Разумеется, хлеб и вино составляют основу всякого высокого общения, но и они порой не в состоянии дать желаемый результат. Для общения необходимо вдохновение, звенящий полет мысли и воображения. Ведь мысль только тогда развивается, когда завоевывает себе право не только на оформление, но и право оставаться непроявленной и скрытой.
Итак, исследование сущности эроса снова выдвигает перед нами вопрос, имеющий давнюю историю. Но необходимо при этом сразу же заметить, что исток, самое начало данного вопроса все же явно не просматривается.
Все природное и человеческое лишь тяготеет к тому, чтобы быть, то есть оно — только id quod potest esse.*) Другими словами, вещи могут быть, а могут и не быть, могут даже не возникнуть или же, просуществовав некоторое время, исчезнуть. Подлинный эрос или диалектика не только не позволяет вещам полностью стать, то есть развернуть им все свои творческие потенции, но и предотвращает вещи от их полного растворения в ничто. Абсолютное раскрытие, как и абсолютное исчезновение — это именно то, чем так занята метафизика и что составляет ее предмет с тех пор как возникла философия. Метафизика есть тайная устремленность человеческого духа поставить много раз проблемы научно неразрешимые. Быть может, это коренится в самом нашем желании смотреть на мир по-новому. Однако перенапряженное воображение приводит к полной или частичной импотенции соображения. Само по себе стремление исследовать первые причины или начала является весьма похвальным, но если не возникнет противодействия данному стремлению, то оно и не будет таковым. Наши мысли попадут либо в прочно загерметизированное пространство, либо станут по-детски наивными.**)

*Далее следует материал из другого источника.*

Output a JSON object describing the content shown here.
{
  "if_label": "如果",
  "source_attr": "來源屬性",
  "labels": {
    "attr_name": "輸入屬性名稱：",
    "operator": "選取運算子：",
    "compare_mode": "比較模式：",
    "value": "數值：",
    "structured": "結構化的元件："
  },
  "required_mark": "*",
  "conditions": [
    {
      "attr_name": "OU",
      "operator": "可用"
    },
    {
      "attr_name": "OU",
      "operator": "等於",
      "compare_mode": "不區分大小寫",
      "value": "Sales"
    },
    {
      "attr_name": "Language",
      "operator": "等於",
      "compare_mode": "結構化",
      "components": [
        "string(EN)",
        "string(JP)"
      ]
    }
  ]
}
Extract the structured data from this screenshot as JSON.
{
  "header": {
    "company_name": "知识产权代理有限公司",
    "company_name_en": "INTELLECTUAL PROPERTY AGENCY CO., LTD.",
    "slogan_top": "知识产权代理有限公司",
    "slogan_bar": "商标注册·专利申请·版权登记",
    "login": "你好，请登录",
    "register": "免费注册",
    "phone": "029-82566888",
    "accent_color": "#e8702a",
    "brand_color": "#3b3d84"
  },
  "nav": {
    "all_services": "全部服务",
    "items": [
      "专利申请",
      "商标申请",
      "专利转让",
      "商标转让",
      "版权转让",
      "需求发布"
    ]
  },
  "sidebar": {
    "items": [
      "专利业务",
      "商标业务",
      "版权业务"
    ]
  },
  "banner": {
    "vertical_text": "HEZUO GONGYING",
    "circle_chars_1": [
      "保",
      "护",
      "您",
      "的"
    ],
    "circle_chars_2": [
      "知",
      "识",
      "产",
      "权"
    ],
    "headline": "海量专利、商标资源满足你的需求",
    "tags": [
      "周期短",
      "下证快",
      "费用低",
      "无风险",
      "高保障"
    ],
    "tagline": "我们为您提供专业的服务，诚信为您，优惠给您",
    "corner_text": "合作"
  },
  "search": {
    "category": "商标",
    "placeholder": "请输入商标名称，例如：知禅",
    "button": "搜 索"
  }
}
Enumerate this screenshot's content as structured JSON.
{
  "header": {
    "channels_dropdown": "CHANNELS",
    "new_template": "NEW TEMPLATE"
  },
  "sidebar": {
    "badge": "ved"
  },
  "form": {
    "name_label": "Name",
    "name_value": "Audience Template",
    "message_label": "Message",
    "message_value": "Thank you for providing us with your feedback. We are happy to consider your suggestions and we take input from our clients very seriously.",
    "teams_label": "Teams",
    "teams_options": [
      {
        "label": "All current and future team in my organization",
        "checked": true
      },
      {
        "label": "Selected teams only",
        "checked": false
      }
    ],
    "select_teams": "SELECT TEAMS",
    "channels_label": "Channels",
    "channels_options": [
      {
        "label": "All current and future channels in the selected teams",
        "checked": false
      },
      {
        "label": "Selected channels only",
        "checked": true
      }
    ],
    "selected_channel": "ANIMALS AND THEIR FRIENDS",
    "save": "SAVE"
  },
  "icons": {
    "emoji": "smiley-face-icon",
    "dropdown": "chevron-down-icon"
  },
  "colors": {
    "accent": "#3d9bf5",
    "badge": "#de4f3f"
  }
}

Таким образом, эрос как диалектика оказывается как бы зажатым с двух сторон: со стороны абсолютной полноты бытия и со стороны ничто. Но это и есть как раз именно то, чем так занята метафизика. Диалектика, как видим, свободно парит в пространстве, ограниченном со всех сторон метафизикой. Однако диалектика каждый раз разбивает эту скорлупу и вновь замыкается в нее, как только начинает воображать себя повелительницей нуля и бесконечности.
Известно, что сам термин «метафизика» не аристотелевский. Его происхождение случайно. Когда в I. в. до Р.Х. греческий ученый Андроник из Родоса решил упорядочить рукописи Аристотеля и вслед за группой сочинений, относящихся к физике, поместил группу трактатов, посвященных проблемам бытия и познания, то он неожиданно заметил, что все эти работы можно объединить кратким и довольно удачным термином «метафизика» (буквально «то, что после физики»). С течением времени данное понятие приобрело особый философский смысл. Им стали обозначать все высшие вопросы онтологии (учения о началах бытия вещей) и гносеологии (теории познания). Однако данный термин стал употребляться не только как термин, означающий («первый») предмет философии. Он стал использоваться и в качестве понятия, характеризующего метод философского исследования.[293] Познание стали называть «метафизическим», если оно опирается не на чувственное созерцание, а на умозрение, на созерцание интеллектуальное. «Метафизическое» познание — это «познание сути вещей, сущностное вúдение, сущностное созерцание».[294]
Аристотель под «первой философией” или мудростью понимал науку «об определенных причинах и началах».[295] Это, говорил он, «должна быть наука, исследующая первые начала и причины».[296] Но Аристотель дает и три других определения метафизике: познание «бытия, поскольку оно бытие»; знание о субстанции; знание о Боге и сверхчувственной субстанции.
Наука о мудрости — наиболее возвышенная из всех наук, поскольку она не связана с материальными нуждами, не преследует эмпирические или практические цели. По мнению Аристотеля, философия возникла, когда «к знанию стали стремиться ради понимания, а не ради какой-нибудь пользы».[297] Поэтому это наиболее свободная из всех наук, «ибо она одна существует ради самой себя».[298] Таким образом, заключил он, «все другие науки более необходимы, нежели она, но лучше — нет ни одной».[299]
Метафизика есть радикальнейшая необходимость ответствования на «почему это так», и особенно, на «последнее почему». Именно такой подход к метафизике и представляется нам наиболее интересным, поскольку имеет самое непосредственное отношение к человеку, как существу вопрошающему.